Frequently Asked Questions
Do I need to register for the PRS Database if my property is already on a council's selective licensing register? Yes. As currently designed, the two systems are separate. Selective licensing is a local council scheme; the PRS Database is a national requirement under the Renters' Rights Act 2025. Registering for one does not exempt a landlord from the other.
When does the PRS Database become mandatory? It is expected to roll out regionally from late 2026, with full national registration mandatory from 2027. The exact fee has not been confirmed.
What happens if I don't join the PRS Ombudsman? Once mandatory, expected from 2028, non-membership carries civil penalties of up to £7,000 for an initial breach, rising to £40,000 or criminal prosecution for repeated failures.
Which North East corridor towns currently have selective licensing? Stockton-on-Tees (borough-wide across Central Stockton, North Thornaby and Newtown, 2024 to 2029), Middlesbrough (Newport 1 and Newport 2, running to 2028 and 2029) and Sunderland (including Millfield, Hendon, St Peter's and Sunniside) all operate live schemes as at July 2026. Hartlepool's own scheme closed in 2020 and has not been reintroduced. Always confirm the current boundary and status for a specific address before making an offer.

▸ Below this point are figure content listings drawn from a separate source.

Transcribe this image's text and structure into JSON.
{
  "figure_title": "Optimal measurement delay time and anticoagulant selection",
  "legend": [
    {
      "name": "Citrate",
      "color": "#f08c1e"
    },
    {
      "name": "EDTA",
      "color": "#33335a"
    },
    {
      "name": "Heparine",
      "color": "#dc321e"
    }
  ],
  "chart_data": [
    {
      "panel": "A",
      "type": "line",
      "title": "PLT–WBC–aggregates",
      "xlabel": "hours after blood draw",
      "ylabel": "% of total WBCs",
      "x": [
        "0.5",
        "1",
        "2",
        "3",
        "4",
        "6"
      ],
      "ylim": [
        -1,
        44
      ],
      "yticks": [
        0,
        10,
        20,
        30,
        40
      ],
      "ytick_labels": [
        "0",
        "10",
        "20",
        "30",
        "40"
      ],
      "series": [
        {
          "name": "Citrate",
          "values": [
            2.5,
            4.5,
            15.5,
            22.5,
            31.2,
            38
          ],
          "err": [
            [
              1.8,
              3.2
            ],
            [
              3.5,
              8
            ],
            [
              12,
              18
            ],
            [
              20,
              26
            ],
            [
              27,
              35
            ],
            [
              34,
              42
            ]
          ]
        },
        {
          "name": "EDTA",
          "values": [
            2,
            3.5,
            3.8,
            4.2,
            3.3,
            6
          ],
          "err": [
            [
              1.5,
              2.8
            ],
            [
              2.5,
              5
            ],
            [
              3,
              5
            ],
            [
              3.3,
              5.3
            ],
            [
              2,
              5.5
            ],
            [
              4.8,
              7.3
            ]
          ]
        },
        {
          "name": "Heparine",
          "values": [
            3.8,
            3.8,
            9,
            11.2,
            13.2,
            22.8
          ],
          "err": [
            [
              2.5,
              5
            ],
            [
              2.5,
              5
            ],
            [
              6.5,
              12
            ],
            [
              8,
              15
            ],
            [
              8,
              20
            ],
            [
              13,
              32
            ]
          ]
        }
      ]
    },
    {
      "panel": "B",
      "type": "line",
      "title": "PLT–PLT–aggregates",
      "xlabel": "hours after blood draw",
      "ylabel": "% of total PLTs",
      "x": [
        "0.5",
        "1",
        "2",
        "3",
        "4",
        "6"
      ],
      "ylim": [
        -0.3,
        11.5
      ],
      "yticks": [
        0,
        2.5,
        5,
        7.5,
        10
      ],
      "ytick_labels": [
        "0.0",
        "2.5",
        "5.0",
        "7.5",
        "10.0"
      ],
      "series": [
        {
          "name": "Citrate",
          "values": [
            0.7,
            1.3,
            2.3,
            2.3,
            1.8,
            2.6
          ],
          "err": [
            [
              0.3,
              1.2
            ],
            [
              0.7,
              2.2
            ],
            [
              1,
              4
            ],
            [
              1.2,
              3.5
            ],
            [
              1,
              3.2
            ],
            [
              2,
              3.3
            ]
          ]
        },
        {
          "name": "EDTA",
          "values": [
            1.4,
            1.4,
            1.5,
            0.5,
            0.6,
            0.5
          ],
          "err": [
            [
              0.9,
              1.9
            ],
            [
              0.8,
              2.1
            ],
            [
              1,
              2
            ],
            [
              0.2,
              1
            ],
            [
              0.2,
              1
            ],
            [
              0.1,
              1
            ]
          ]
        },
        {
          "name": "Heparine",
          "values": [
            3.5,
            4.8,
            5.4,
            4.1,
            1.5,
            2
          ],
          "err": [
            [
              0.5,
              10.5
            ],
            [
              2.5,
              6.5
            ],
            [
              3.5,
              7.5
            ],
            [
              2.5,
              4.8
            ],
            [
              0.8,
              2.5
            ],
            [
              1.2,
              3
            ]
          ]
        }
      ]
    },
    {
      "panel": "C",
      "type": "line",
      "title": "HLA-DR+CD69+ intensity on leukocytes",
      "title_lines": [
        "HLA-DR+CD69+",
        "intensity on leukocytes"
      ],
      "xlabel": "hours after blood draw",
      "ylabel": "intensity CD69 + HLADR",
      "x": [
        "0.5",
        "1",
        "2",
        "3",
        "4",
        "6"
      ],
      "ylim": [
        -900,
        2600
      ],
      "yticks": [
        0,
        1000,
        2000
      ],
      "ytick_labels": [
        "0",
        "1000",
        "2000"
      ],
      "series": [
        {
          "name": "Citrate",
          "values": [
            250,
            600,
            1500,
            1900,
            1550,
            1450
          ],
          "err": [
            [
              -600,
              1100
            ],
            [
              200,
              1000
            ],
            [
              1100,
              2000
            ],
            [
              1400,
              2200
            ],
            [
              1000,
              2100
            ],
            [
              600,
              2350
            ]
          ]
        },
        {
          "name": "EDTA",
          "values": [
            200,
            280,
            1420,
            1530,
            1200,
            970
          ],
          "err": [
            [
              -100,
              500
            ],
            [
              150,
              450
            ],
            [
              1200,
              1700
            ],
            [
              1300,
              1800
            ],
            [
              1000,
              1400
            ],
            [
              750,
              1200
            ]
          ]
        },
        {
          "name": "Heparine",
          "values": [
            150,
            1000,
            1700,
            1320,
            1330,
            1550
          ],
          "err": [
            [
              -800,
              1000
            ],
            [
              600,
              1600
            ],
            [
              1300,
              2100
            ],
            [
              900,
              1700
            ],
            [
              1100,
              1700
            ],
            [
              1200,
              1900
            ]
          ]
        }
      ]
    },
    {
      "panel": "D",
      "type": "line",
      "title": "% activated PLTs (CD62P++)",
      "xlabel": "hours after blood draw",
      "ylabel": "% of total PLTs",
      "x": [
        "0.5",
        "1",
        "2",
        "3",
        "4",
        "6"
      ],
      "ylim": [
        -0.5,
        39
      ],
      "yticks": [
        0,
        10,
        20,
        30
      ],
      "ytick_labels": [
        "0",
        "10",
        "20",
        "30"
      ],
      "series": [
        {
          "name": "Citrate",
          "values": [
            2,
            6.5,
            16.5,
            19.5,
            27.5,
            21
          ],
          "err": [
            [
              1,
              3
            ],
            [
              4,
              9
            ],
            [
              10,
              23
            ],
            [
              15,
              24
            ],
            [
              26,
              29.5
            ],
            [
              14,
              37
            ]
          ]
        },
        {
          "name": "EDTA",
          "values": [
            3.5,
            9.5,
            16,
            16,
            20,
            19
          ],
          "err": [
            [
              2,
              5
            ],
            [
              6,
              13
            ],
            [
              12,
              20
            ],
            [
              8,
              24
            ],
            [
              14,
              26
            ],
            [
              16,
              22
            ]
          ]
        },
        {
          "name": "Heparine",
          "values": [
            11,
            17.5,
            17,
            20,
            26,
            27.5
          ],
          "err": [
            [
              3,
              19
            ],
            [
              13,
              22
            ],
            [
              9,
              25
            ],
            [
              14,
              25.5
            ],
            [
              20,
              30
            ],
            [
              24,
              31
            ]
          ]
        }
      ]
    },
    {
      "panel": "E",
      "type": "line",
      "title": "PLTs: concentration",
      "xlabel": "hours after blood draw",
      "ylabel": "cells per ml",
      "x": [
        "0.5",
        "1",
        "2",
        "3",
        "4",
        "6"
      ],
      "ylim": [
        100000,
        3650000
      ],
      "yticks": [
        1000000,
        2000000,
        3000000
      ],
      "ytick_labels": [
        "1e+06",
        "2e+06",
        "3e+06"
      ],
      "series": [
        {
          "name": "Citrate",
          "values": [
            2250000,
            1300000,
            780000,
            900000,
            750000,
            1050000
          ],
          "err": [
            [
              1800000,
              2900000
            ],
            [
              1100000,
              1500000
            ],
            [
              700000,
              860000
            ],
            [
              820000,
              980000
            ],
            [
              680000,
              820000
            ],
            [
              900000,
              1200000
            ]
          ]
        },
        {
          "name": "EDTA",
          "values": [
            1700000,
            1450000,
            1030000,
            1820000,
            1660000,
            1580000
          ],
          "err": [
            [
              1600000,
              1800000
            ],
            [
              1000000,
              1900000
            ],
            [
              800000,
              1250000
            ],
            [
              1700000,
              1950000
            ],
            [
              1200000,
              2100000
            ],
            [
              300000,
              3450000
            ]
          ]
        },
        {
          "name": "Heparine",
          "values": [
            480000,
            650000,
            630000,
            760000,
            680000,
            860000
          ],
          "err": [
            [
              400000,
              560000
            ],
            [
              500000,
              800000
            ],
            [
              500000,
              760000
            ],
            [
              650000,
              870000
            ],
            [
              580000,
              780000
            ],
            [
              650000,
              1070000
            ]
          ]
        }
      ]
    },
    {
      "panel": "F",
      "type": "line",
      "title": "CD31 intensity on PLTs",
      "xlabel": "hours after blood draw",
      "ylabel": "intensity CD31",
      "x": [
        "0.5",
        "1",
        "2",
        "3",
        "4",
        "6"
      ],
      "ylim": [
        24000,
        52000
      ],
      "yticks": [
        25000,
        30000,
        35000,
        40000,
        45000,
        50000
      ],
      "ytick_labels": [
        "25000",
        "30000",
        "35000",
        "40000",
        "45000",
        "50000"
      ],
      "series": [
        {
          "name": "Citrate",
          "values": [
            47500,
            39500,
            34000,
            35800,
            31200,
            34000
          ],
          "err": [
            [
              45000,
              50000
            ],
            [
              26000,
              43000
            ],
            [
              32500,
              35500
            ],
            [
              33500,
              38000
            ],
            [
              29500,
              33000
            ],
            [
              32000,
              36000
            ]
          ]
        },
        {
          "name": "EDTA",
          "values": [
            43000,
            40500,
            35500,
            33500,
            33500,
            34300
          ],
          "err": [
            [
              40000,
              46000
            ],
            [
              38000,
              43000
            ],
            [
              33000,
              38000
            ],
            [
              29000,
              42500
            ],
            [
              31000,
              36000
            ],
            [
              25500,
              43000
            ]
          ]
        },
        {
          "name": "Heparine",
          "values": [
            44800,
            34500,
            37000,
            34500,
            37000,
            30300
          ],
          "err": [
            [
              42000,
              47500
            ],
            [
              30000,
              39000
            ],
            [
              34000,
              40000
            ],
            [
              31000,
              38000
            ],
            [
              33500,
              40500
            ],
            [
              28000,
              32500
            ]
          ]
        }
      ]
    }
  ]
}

Data references: NRLA response to the Housing, Communities and Local Government Select Committee, reported by Property Industry Eye, 6 July 2026: propertyindustryeye.com; Stockton-on-Tees Borough Council, Selective Licensing Fees and Landlord Accreditation Discounts, and The purpose of Selective Licensing and who it applies to: stockton.gov.uk; Middlesbrough Council, Selective Landlord Licensing Scheme: middlesbrough.gov.uk; Sunderland City Council, Accredited Landlord Service: sunderland.gov.uk; Hartlepool Borough Council selective licensing history: landlordlaw.co.uk and local.gov.uk case study archive; PRS Database fee and rollout estimates: various industry compliance guides, July 2026, figures unconfirmed pending government announcement; PRS Ombudsman fee and rollout estimates: various industry compliance guides, July 2026, figures unconfirmed pending government announcement.
Disclaimer: Licensing schemes, fees and rollout dates are subject to change and vary by local authority and specific address. PRS Database and Ombudsman fees referenced here are early estimates only and have not been confirmed by government. Always verify the current position for a specific property with the relevant local authority, and take professional advice before making investment decisions based on this content. This article reflects verified public information as at July 2026.